Choisir une litière pour chat n’a rien d’évident. Entre la litière minérale, la litière végétale, la silice et les litières agglomérantes, les promesses se ressemblent et les prix varient du simple au quadruple. Ce comparatif passe en revue chaque type de litière, son absorption, son contrôle des odeurs, son prix au kilo et le profil de chat auquel il convient.
Le critère numéro un : ce que le chat accepte
Aucune litière n’est la meilleure dans l’absolu. La seule bonne litière est celle que l’animal utilise sans hésiter. Les félins ont une préférence marquée pour les textures fines, proches du sable, et pour les litières sans parfum.
Un chat qui gratte longtemps sans se coucher, qui secoue ses pattes en sortant du bac ou qui fait ses besoins à côté exprime un refus de texture. Changer de litière règle souvent le problème plus vite que n’importe quel produit répulsif.
La litière minérale agglomérante
C’est la plus répandue. À base de bentonite, elle forme des blocs solides au contact de l’urine, ce qui rend le nettoyage rapide : on retire les boulettes chaque jour et on renouvelle l’ensemble toutes les trois à quatre semaines.
Ses atouts : très bonne absorption, excellent contrôle des odeurs, texture fine que la plupart des chats adorent, prix bas. Comptez en général moins d’un euro le kilo en grand conditionnement.
Ses limites : c’est la litière la plus lourde à porter, elle génère de la poussière selon les marques, et elle n’est ni biodégradable ni écologique.
La litière minérale non agglomérante
Argile ou attapulgite en granulés, elle absorbe sans former de blocs. Le prix est le plus bas du marché, mais le bac entier doit être vidé deux fois par semaine, ce qui annule une partie de l’économie et donne un moins bon résultat sur les mauvaises odeurs. Elle reste un choix correct pour un chat peu exigeant.
La litière de silice
Les cristaux de silice absorbent l’urine et laissent l’humidité s’évaporer. La durée d’utilisation est la plus longue de toutes : un mois pour un chat, en retirant simplement les selles.

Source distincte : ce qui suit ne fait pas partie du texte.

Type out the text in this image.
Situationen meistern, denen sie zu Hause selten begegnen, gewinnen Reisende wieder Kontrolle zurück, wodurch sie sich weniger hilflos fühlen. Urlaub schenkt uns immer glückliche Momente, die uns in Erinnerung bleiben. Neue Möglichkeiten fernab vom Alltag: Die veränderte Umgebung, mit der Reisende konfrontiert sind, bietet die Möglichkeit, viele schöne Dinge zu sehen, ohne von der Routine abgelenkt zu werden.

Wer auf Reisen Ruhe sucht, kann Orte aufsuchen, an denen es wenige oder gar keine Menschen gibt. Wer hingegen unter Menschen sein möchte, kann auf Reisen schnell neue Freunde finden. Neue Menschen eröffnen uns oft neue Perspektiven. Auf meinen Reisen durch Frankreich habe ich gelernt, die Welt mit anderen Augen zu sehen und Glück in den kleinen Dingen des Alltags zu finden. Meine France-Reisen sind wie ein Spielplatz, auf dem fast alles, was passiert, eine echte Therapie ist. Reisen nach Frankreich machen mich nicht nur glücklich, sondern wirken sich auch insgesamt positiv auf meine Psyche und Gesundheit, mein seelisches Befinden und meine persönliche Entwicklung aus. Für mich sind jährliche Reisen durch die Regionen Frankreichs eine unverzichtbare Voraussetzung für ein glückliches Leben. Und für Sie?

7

Ses atouts : très peu de poussière, aucune odeur pendant des semaines, faible poids, propreté de la maison remarquable.
Ses limites : un prix au kilo nettement plus élevé, une texture en gros grains que certains félins refusent, et un bruit de craquement sous les pattes qui déplaît à quelques chats. Le prix ramené au mois reste pourtant compétitif grâce à la durée.
La litière végétale
Bois compressé, rafle de maïs, chanvre, papier recyclé ou fibres de blé : la famille est large. Ces litières sont biodégradables, souvent compostables, légères, naturelles et peu poussiéreuses.
La litière de bois en granulés se délite en sciure au contact de l’urine, absorbe bien et coûte peu cher. La litière de maïs et celle de blé existent en version agglomérante, avec un confort proche du minéral.
Leur point faible tient au contrôle des odeurs, généralement moins performant, et à la nécessité de nettoyer un peu plus souvent. Pour un propriétaire attaché à l’environnement, le compromis vaut souvent la peine.
Le bac compte autant que la litière
Un bac trop petit fait rater la meilleure litière du monde. La règle : une longueur d’au moins une fois et demie celle du chat, queue exclue. Un bac ouvert convient à la plupart des animaux ; un bac fermé concentre les odeurs pour le chat lui-même et rebute les félins craintifs.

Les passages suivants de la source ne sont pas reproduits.